Casa passiva. Quando il risparmio energetico incontra il comfort.

Il tema del risparmio energetico nelle abitazioni è ormai all’ordine del giorno e si guarda con un interesse sempre maggiore ai modelli abitativi che, da qualche decennio, si stanno diffondendo nel Nord Europa, primo tra tutti quello della casa passiva. Si tratta di un concetto di abitazione nato oltre venti anni fa in Germania dall’esigenza di ridurre i consumi energetici delle abitazioni. Diversi furono gli esperimenti prima di giungere nel 1996 alla nascita della fondazione tedesca Passivhaus, da cui prende il nome questo nuovo concetto di casa.

La casa passiva è un’abitazione che assicura il benessere termico dei suoi abitanti, in quanto richiede pochissima energia per essere riscaldata. Il riscaldamento non è ottenuto mediante un normale impianto “attivo”, bensì tramite fonti da energia alternativa come quella solare termica, fotovoltaica o geotermica e mediante tutte quelle che vengono chiamate fonti passive di calore: la radiazione solare, le persone, l’inerzia termica.
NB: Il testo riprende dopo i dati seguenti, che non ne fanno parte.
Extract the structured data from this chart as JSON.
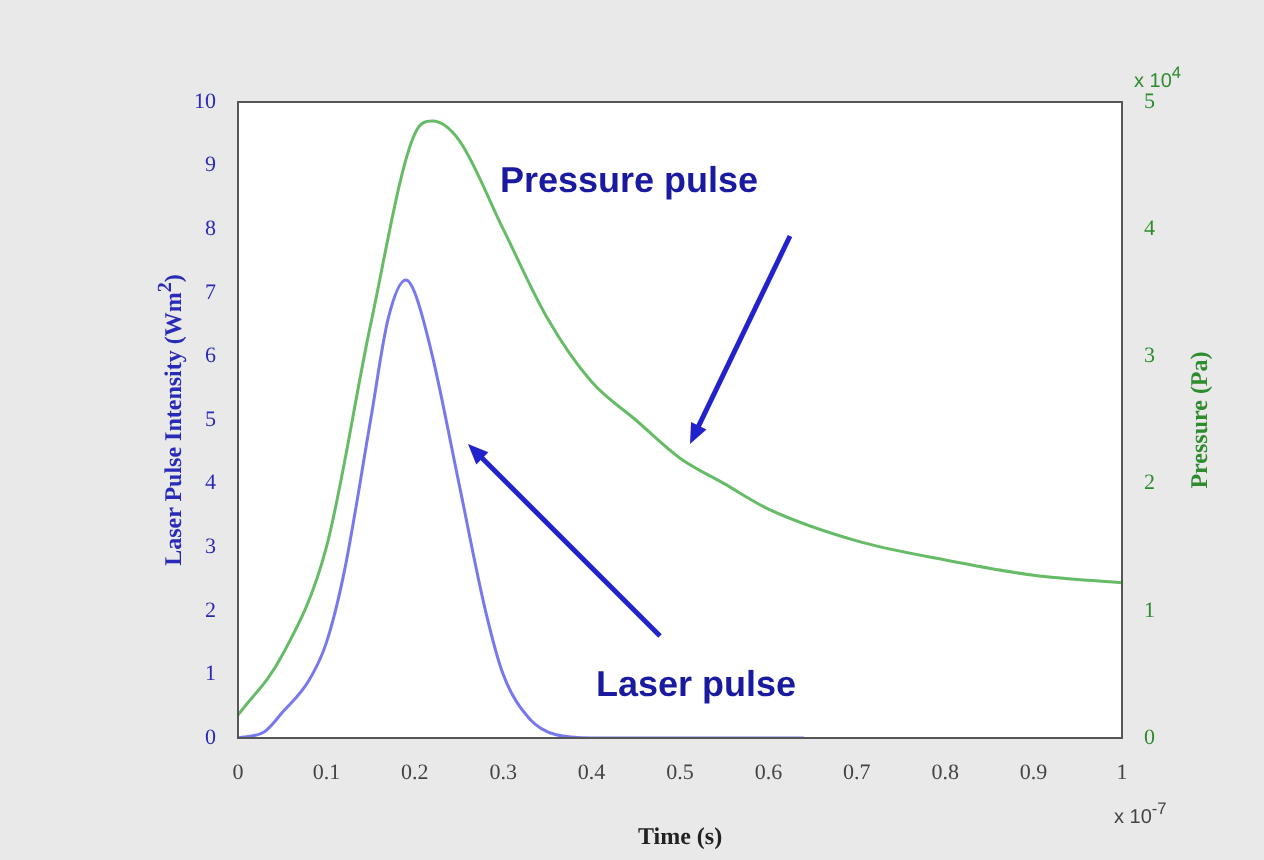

La casa passiva, cioè, è in grado di recuperare tutta l’energia gratuita che viene generata dalla natura e dai componenti domestici e sfrutta al meglio le fonti energetiche alternative. Il calore prodotto dal sole che entra in casa attraverso le superfici trasparenti dovrebbe diventare, quindi, la quasi sola unica fonte di riscaldamento. Il restante calore di cui necessita viene già prodotto dalla vita di tutti i giorni, mentre cuciniamo, o utilizziamo i nostri elettrodomestici per esempio.

Tra i principali vantaggi di una casa passiva rientrano l’elevatissimo comfort termico, un’altissima qualità dell’aria interna per tutto l’anno e in tutti gli ambienti, la netta riduzione dei costi per il riscaldamento a fronte di un’elevata efficienza energetica, in grado di limitare drasticamente le emissioni di CO2 in atmosfera, rendendo questa abitazione realmente sostenibile. Per ottenere questi risultati è necessario porre particolare attenzione all’isolamento termico dell’involucro, la cui efficacia deve essere garantita da un maggiore spessore del materiale isolante e dalla presenza di vere e proprie finestre termiche, dotate di un triplo vetro. Si tratta di accorgimenti in grado di ridurre notevolmente la dispersione termica perché consentono di conservare calore all’interno in inverno e di non farlo entrare in estate. Un altro aspetto di notevole importanza riguarda l’adozione di sistemi di ventilazione controllata che ha il compito di recuperare più calore possibile e di assicurare il ricambio costante dell’aria interna. In una casa passiva, infatti, non è più necessario cambiare l’aria aprendo la finestra, buttando così calore prezioso, perché il sistema di ventilazione meccanica lo farà al nostro posto, assicurando un ricambio corretto e costante durante le 24 ore e, in più, recuperando tutto il calore dell’aria viziata per riscaldare quella pulita introdotta in casa. Molto importanti sono anche l’esposizione della casa e la forma, preferibilmente compatta così da disperdere meno calore a parità di volume. La direzione della facciata che presenta il maggior numero di vetrate è fondamentale, in quanto permette all’abitazione di ricevere maggiori radiazioni d’inverno, che è la stagione più fredda, permettendo di sfruttare a pieno il calore prodotto dal sole. Inoltre con opportuni ombreggiamenti riceve minori radiazioni d’estate, quando il sole è alto all’orizzonte e i raggi colpiscono in modo verticale l’edificio.

Le case passive, ad oggi, sono una realtà consolidata soprattutto nei Paesi nordici, Svizzera, Germania, Olanda ed Austria, dove a partire dal 2015 questa tipologia di abitazione sarà lo standard prescritto dalla legge per tutti gli edifici e dove di recente sono state progettate case “attive” in grado, cioè, non solo di non consumare energia, ma anche di produrla. In Italia, a parte, qualche regione più virtuosa, come il Trentino Alto Adige, la casa passiva sembra ancora un’utopia; dovremo attendere il 2021 quando, secondo la normativa in materia di risparmio e di efficienza energetica, tutti i nuovi edifici costruiti in Europa dovranno rispondere alle caratteristiche di “passività”, limitando il consumo energetico per il riscaldamento entro un limite massimo di 15 kilowattora all’anno per metro quadro e garantendo un notevole risparmio sui costi della bolletta elettrica.